Jakarta, CNBC Indonesia - China telah merampungkan tahap pertama pembangunan di Antelope Reef, Kepulauan Paracel, dengan membentuk pulau buatan di kawasan Laut China Selatan (LCS) yang disengketakan. Proyek ini dinilai berpotensi menjadi salah satu pangkalan militer strategis Beijing.
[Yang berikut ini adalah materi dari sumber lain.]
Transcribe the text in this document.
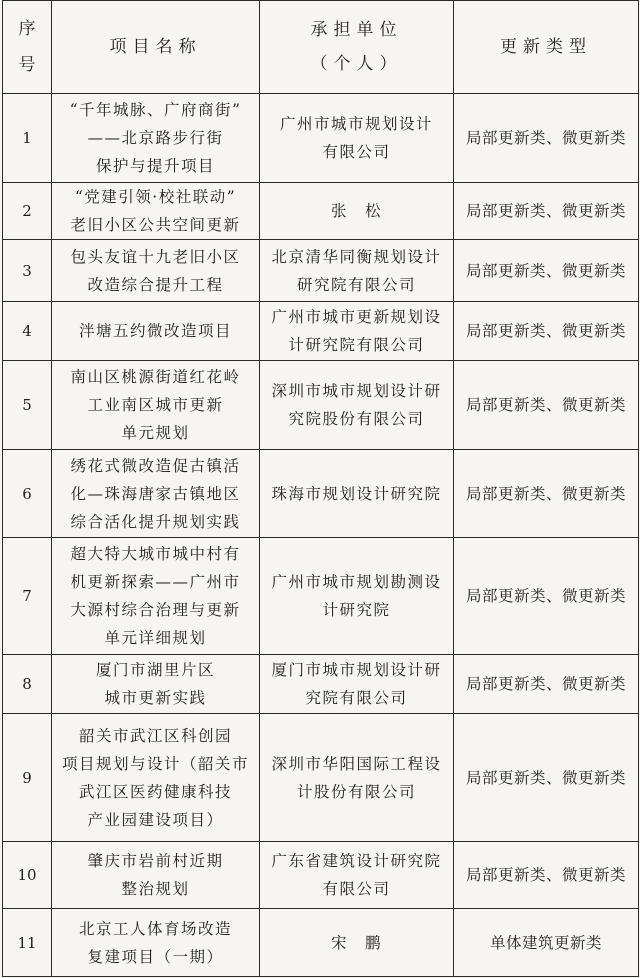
序
号	项目名称	承担单位
（个人）	更新类型
1	“千年城脉、广府商街”
——北京路步行街
保护与提升项目	广州市城市规划设计
有限公司	局部更新类、微更新类
2	“党建引领·校社联动”
老旧小区公共空间更新	张　松	局部更新类、微更新类
3	包头友谊十九老旧小区
改造综合提升工程	北京清华同衡规划设计
研究院有限公司	局部更新类、微更新类
4	泮塘五约微改造项目	广州市城市更新规划设
计研究院有限公司	局部更新类、微更新类
5	南山区桃源街道红花岭
工业南区城市更新
单元规划	深圳市城市规划设计研
究院股份有限公司	局部更新类、微更新类
6	绣花式微改造促古镇活
化—珠海唐家古镇地区
综合活化提升规划实践	珠海市规划设计研究院	局部更新类、微更新类
7	超大特大城市城中村有
机更新探索——广州市
大源村综合治理与更新
单元详细规划	广州市城市规划勘测设
计研究院	局部更新类、微更新类
8	厦门市湖里片区
城市更新实践	厦门市城市规划设计研
究院有限公司	局部更新类、微更新类
9	韶关市武江区科创园
项目规划与设计（韶关市
武江区医药健康科技
产业园建设项目）	深圳市华阳国际工程设
计股份有限公司	局部更新类、微更新类
10	肇庆市岩前村近期
整治规划	广东省建筑设计研究院
有限公司	局部更新类、微更新类
11	北京工人体育场改造
复建项目（一期）	宋　鹏	单体建筑更新类
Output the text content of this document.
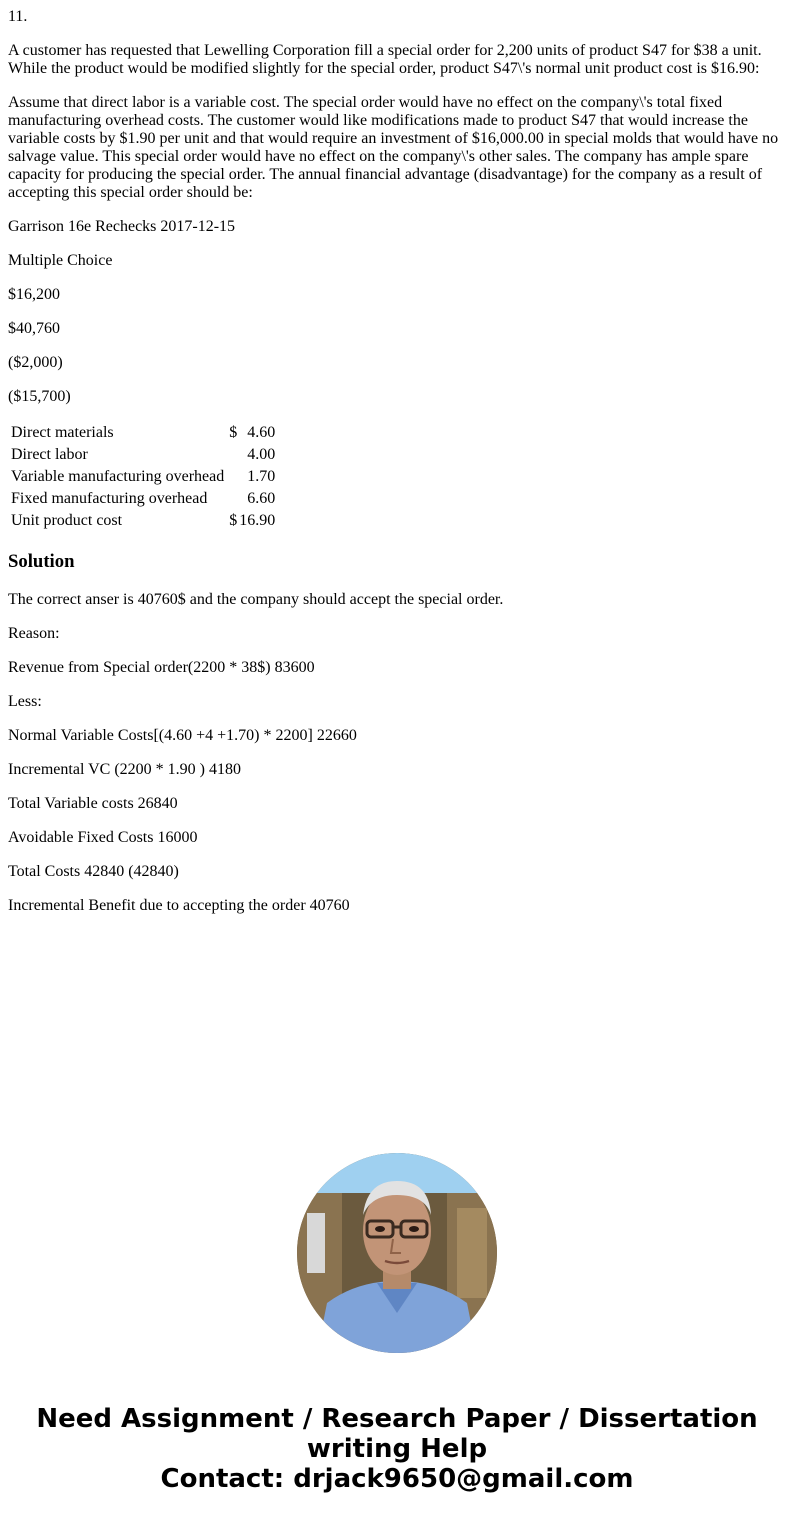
11.

A customer has requested that Lewelling Corporation fill a special order for 2,200 units of product S47 for $38 a unit. While the product would be modified slightly for the special order, product S47\'s normal unit product cost is $16.90:

Assume that direct labor is a variable cost. The special order would have no effect on the company\'s total fixed manufacturing overhead costs. The customer would like modifications made to product S47 that would increase the variable costs by $1.90 per unit and that would require an investment of $16,000.00 in special molds that would have no salvage value. This special order would have no effect on the company\'s other sales. The company has ample spare capacity for producing the special order. The annual financial advantage (disadvantage) for the company as a result of accepting this special order should be:

Garrison 16e Rechecks 2017-12-15

Multiple Choice

$16,200

$40,760

($2,000)

($15,700)

Direct materials	$	4.60
Direct labor		4.00
Variable manufacturing overhead		1.70
Fixed manufacturing overhead		6.60
Unit product cost	$	16.90
Solution

The correct anser is 40760$ and the company should accept the special order.

Reason:

Revenue from Special order(2200 * 38$) 83600

Less:

Normal Variable Costs[(4.60 +4 +1.70) * 2200] 22660

Incremental VC (2200 * 1.90 ) 4180

Total Variable costs 26840

Avoidable Fixed Costs 16000

Total Costs 42840 (42840)

Incremental Benefit due to accepting the order 40760

Need Assignment / Research Paper / Dissertation
writing Help
Contact: drjack9650@gmail.com
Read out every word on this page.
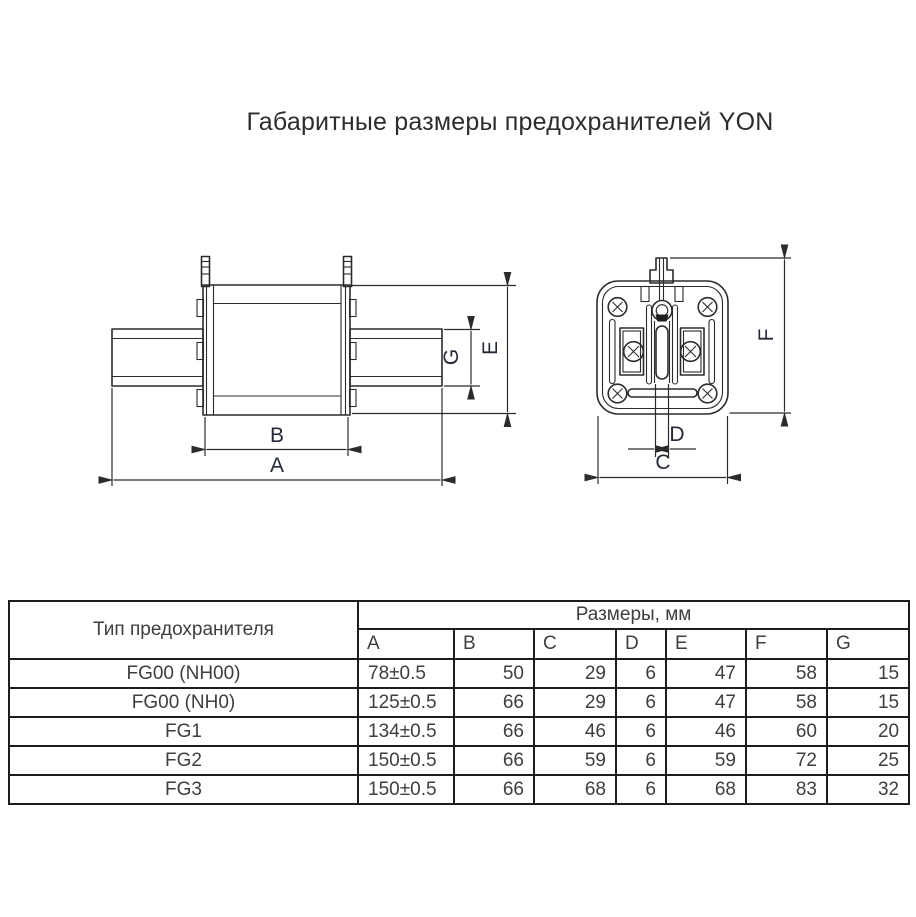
Габаритные размеры предохранителей YON
B
A
G
E
D
C
F
Тип предохранителя	Размеры, мм						
	A	B	C	D	E	F	G
FG00 (NH00)	78±0.5	50	29	6	47	58	15
FG00 (NH0)	125±0.5	66	29	6	47	58	15
FG1	134±0.5	66	46	6	46	60	20
FG2	150±0.5	66	59	6	59	72	25
FG3	150±0.5	66	68	6	68	83	32
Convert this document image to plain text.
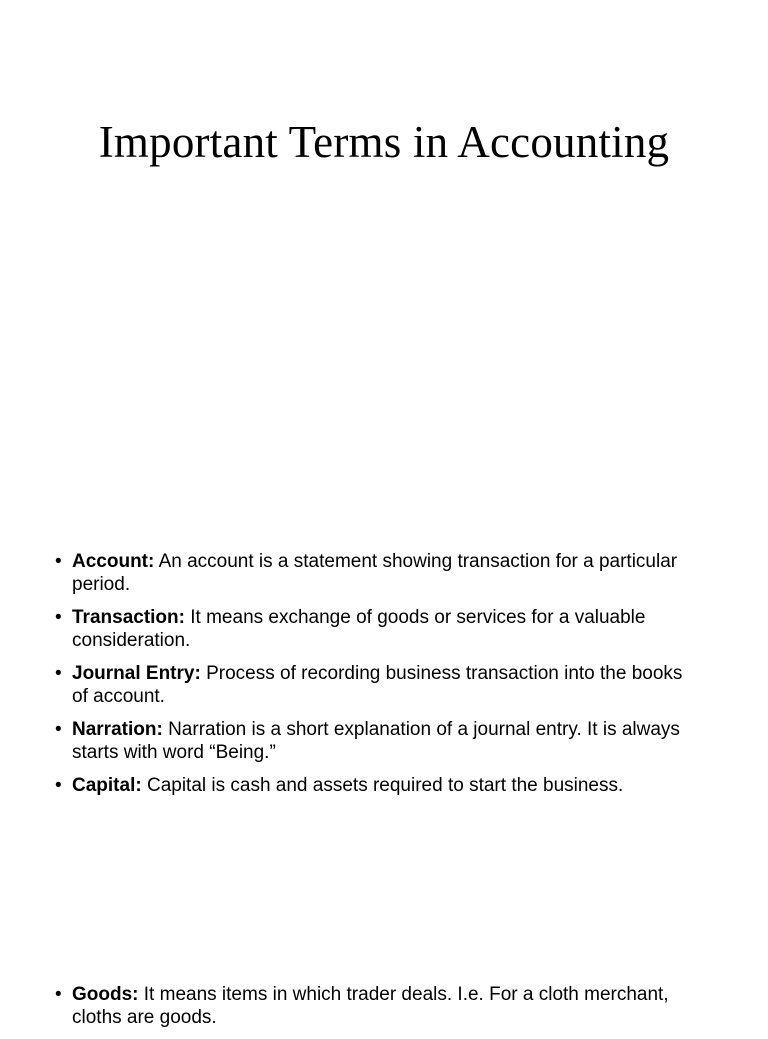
Important Terms in Accounting
• Account: An account is a statement showing transaction for a particular period.
• Transaction: It means exchange of goods or services for a valuable consideration.
• Journal Entry: Process of recording business transaction into the books of account.
• Narration: Narration is a short explanation of a journal entry. It is always starts with word “Being.”
• Capital: Capital is cash and assets required to start the business.
• Goods: It means items in which trader deals. I.e. For a cloth merchant, cloths are goods.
Citra satelit yang diambil pada 19 Juli oleh Vantor untuk pertama kalinya memperlihatkan bentuk pulau hasil reklamasi setelah kapal tongkang dan kapal pengeruk meninggalkan lokasi. Pengerjaan proyek tersebut disebut telah berlangsung setidaknya selama enam bulan.

"Wilayah utara Laut China Selatan akan sangat penting dalam skenario konflik Taiwan, sehingga lokasi Antelope ini sangat strategis," ujar Ben Lewis, pendiri platform intelijen sumber terbuka PLATracker, seperti dikutip dari Reuters, Jumat (20/8/2026).

Citra tersebut menunjukkan pembangunan sejumlah fasilitas telah dimulai di bagian tenggara pulau, termasuk landasan helikopter. Pulau hasil reklamasi itu memiliki panjang hampir 6 kilometer, dengan garis pantai lurus lebih dari 3 kilometer yang dinilai sejumlah analis berpotensi dikembangkan menjadi landasan pacu.

Antelope Reef juga dilengkapi dermaga sepanjang sekitar 680 meter yang menghadap pelabuhan perairan dalam. Salah satu citra bahkan memperlihatkan kapal penjaga pantai China sedang bersandar di lokasi tersebut.

Center for Strategic and International Studies (CSIS) dalam kajiannya menyebut pekerjaan awal untuk kemungkinan landasan pacu baru tampaknya telah dimulai.

China belum mengakui pembangunan pangkalan militer baru di lokasi itu. Media pemerintah China menyatakan Antelope Reef akan digunakan untuk kepentingan sipil, seperti prakiraan cuaca dan penelitian ilmiah.

"Alih-alih militerisasi, tujuannya bersifat damai dan konstruktif, yakni menjadikan perairan tersebut lebih aman bagi siapa saja yang bergantung padanya," kata Ding Duo, pakar Laut China Selatan, dalam opini di China Daily.

Namun, sejumlah analis keamanan menilai fasilitas tersebut justru berpotensi memperkuat posisi militer China di bagian utara Laut China Selatan. Lewis bahkan menilai Antelope Reef dapat menjadi salah satu aset militer terpenting Beijing karena ukurannya lebih besar daripada Woody Island dan relatif lebih mudah dipertahankan dibandingkan pangkalan China di Kepulauan Spratly.

Pembangunan itu juga berpotensi memperkuat kemampuan China membentuk kawasan laut terlindung bagi kapal selam pembawa rudal balistik nuklir. Carl Thayer, profesor di Australian Defence Force Academy, menilai fasilitas tersebut akan meningkatkan kemampuan Beijing memantau AS dan sekutunya sekaligus menambah kompleksitas jika konflik pecah.

"Ini menjadi satu hal tambahan yang harus dihadapi oleh Amerika Serikat, dan sesuatu yang mungkin coba mereka pertahankan dari wilayah daratan utama China," ujar Thayer.